Zouglou Makers a ainsi réussi son baptême du feu, avec cette grande première dont le répertoire s’est appuyé pour l’essentiel sur les chansons tirées de l’unique album « Djamo-Djamo » du groupe. Non sans avoir inoculé quelques titres inédits, en exclusivité. Des morceaux qui augurent d’un futur album aussi tonique que le premier, eut égard à la texture des messages chantés en Français facile. Le concert s’est achevé aux alentours de 21 h30 par l’exécution de la chanson- culte, ‘’djamo-djomo’’, véritable botte fétiche de Zouglou Makers.
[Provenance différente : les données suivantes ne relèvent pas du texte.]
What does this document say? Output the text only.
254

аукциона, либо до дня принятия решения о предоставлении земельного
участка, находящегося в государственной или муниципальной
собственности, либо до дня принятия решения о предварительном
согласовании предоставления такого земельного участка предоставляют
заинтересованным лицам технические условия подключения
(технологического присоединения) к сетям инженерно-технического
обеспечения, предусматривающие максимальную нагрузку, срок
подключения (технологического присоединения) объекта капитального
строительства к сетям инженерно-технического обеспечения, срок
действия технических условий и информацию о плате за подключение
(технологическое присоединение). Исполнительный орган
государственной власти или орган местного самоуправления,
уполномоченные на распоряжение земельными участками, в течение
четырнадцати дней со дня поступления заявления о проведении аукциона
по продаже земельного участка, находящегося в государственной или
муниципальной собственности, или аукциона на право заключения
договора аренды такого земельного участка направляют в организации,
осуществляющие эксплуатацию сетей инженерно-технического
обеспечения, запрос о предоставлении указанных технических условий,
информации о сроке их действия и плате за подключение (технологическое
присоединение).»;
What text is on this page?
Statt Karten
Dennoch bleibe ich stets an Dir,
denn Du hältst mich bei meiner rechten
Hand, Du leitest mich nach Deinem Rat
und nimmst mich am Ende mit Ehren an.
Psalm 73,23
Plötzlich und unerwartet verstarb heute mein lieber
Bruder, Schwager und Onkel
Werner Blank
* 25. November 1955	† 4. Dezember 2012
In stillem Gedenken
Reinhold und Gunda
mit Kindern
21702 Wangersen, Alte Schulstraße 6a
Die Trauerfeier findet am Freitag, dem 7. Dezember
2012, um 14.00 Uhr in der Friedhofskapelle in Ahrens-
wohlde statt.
Une chanson au travers de laquelle le lead vocal Jean-Roger et Willy « jouent » presque avec leurs voix de tête entraînantes. Un titre au travers duquel ces chanteurs démontrent qu’ils sont largement au-dessus de la mêlée dans le giron des faiseurs de zouglou. Dans ce titre aux forts accents ghanéens, les phrasées du guitariste soliste Stéphane Djirabou sont du pur caramel pour les oreilles.
On retient de ce concert de Zouglou Makers un autre coup de massue sur la tête des éternels « ivoiro- pessimistes » musicaux, adeptes de genres importés. En l’espace de trois mois, Espoir 2000, Yabongo Lova et Zouglou Makers ont mis les pendules à l’heure. Démontrant, avec le grand succès de leurs shows, que le zouglou n’a plus besoin d’être décrété véritable « carte d’identité » musicale de la Côte d’Ivoire. Il l’est sans nul doute, depuis belle lurette.